Betis: Carlos García intenta tapar un disparo de Pereira en el entrenamiento de ayerLos defectos propios están siendo el gran lastre de este Betis que zozobra en su singladura por la Segunda división. Cada semana se ha analizado un concepto diferente para justificar las derrotas: mala suerte, balones aéreos, fallos defensivos, arbitrajes… La conclusión es que el equipo anda a estas alturas séptimo y a ocho puntos de la zona de ascenso. Ante las virtudes que el Betis muestra en su juego desde que llegó Víctor Fernández, el técnico aragonés intenta ahora corregir los defectos que han aparecido últimamente para evitar que los puntos se vayan por el desagüe de las desaplicaciones. En Huelva hubo varias y la sesión vespertina de ayer sirvió para que el técnico insistiera en que fueran convenientemente corregidos, como puede leerse hoy en ABC de Sevilla.
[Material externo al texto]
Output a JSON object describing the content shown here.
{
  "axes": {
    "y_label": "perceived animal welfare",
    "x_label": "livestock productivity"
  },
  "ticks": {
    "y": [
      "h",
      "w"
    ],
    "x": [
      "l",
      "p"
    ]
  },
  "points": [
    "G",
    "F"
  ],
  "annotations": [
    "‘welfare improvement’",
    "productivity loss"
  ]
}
Fue una sesión en la que también sobresalió la presencia de todos los futbolistas sin que se registraran molestias del último partido. Hacía tiempo que no se veía entrenar a Sergio García y Emana juntos el primer día de la semana de ejercicios. Los únicos que no pudieron trabajar al ritmo del resto fueron Fernando Vega (que hizo carrera continua y que no llegará ante el Albacete), Odonkor y Juande.
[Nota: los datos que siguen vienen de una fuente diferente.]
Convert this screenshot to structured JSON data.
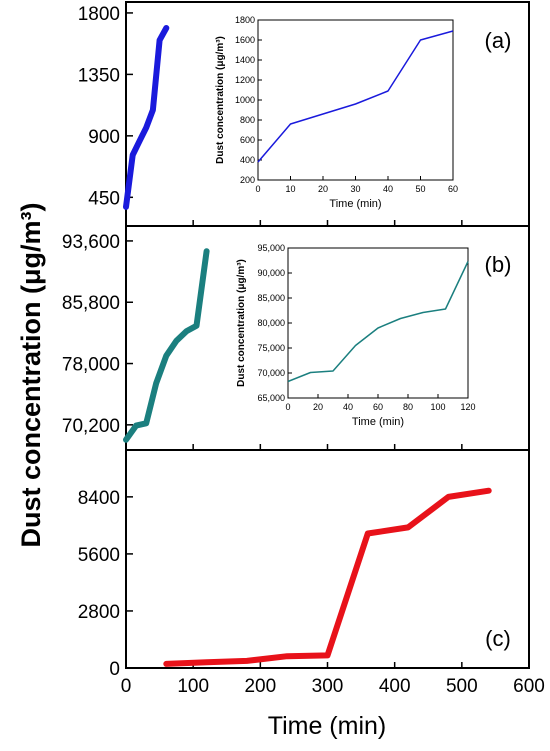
{
  "figure": {
    "ylabel": "Dust concentration (μg/m³)",
    "xlabel": "Time (min)"
  },
  "chart_data": [
    {
      "panel": "(a)",
      "type": "line",
      "color": "#1a1adc",
      "x": [
        0,
        10,
        20,
        30,
        40,
        50,
        60
      ],
      "y": [
        380,
        760,
        860,
        960,
        1090,
        1600,
        1690
      ],
      "xlim": [
        0,
        600
      ],
      "ylim": [
        240,
        1880
      ],
      "yticks": [
        "450",
        "900",
        "1350",
        "1800"
      ],
      "ytick_values": [
        450,
        900,
        1350,
        1800
      ],
      "inset": {
        "xlabel": "Time (min)",
        "ylabel": "Dust concentration (μg/m³)",
        "xlim": [
          0,
          60
        ],
        "ylim": [
          200,
          1800
        ],
        "xticks": [
          "0",
          "10",
          "20",
          "30",
          "40",
          "50",
          "60"
        ],
        "xtick_values": [
          0,
          10,
          20,
          30,
          40,
          50,
          60
        ],
        "yticks": [
          "200",
          "400",
          "600",
          "800",
          "1000",
          "1200",
          "1400",
          "1600",
          "1800"
        ],
        "ytick_values": [
          200,
          400,
          600,
          800,
          1000,
          1200,
          1400,
          1600,
          1800
        ]
      }
    },
    {
      "panel": "(b)",
      "type": "line",
      "color": "#1b7f7f",
      "x": [
        0,
        15,
        30,
        45,
        60,
        75,
        90,
        105,
        120
      ],
      "y": [
        68300,
        70100,
        70400,
        75500,
        79000,
        80900,
        82100,
        82800,
        92300
      ],
      "xlim": [
        0,
        600
      ],
      "ylim": [
        67000,
        95500
      ],
      "yticks": [
        "70,200",
        "78,000",
        "85,800",
        "93,600"
      ],
      "ytick_values": [
        70200,
        78000,
        85800,
        93600
      ],
      "inset": {
        "xlabel": "Time (min)",
        "ylabel": "Dust concentration (μg/m³)",
        "xlim": [
          0,
          120
        ],
        "ylim": [
          65000,
          95000
        ],
        "xticks": [
          "0",
          "20",
          "40",
          "60",
          "80",
          "100",
          "120"
        ],
        "xtick_values": [
          0,
          20,
          40,
          60,
          80,
          100,
          120
        ],
        "yticks": [
          "65,000",
          "70,000",
          "75,000",
          "80,000",
          "85,000",
          "90,000",
          "95,000"
        ],
        "ytick_values": [
          65000,
          70000,
          75000,
          80000,
          85000,
          90000,
          95000
        ]
      }
    },
    {
      "panel": "(c)",
      "type": "line",
      "color": "#e8121a",
      "x": [
        60,
        120,
        180,
        240,
        300,
        360,
        420,
        480,
        540
      ],
      "y": [
        200,
        280,
        350,
        580,
        620,
        6600,
        6900,
        8400,
        8700
      ],
      "xlim": [
        0,
        600
      ],
      "ylim": [
        0,
        10700
      ],
      "yticks": [
        "0",
        "2800",
        "5600",
        "8400"
      ],
      "ytick_values": [
        0,
        2800,
        5600,
        8400
      ],
      "xticks": [
        "0",
        "100",
        "200",
        "300",
        "400",
        "500",
        "600"
      ],
      "xtick_values": [
        0,
        100,
        200,
        300,
        400,
        500,
        600
      ]
    }
  ]
}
Durante el largo entrenamiento en la ciudad deportiva, Víctor buscó incidir en dos aspectos concretos que su equipo debe mejorar: el último pase y las ventajas de metros en defensa. Ya opinó en la sala de prensa del Nuevo Colombino que algunos de esos aspectos fueron la tumba del equipo y varios de los ejercicios de ayer insistían en esos conceptos. Los delanteros tenían que encarar a los defensores buscando afinar en la asistencia final y en desdoblarse con criterio. También se buscaba inculcar al grupo la necesidad de acabar las jugadas y no concederles segundas oportunidades a los rivales. Tirar más a puerta, puesto que el bético es un equipo que genera peligro y pisa el área rival pero sin probar demasiado al meta oponente. En cuanto a la defensa, se buscó que el zaguero de turno no cediera tantos metros como sucedió en el tanto recreativista y que fijara mejor a los atacantes fuera del área para evitar sustos.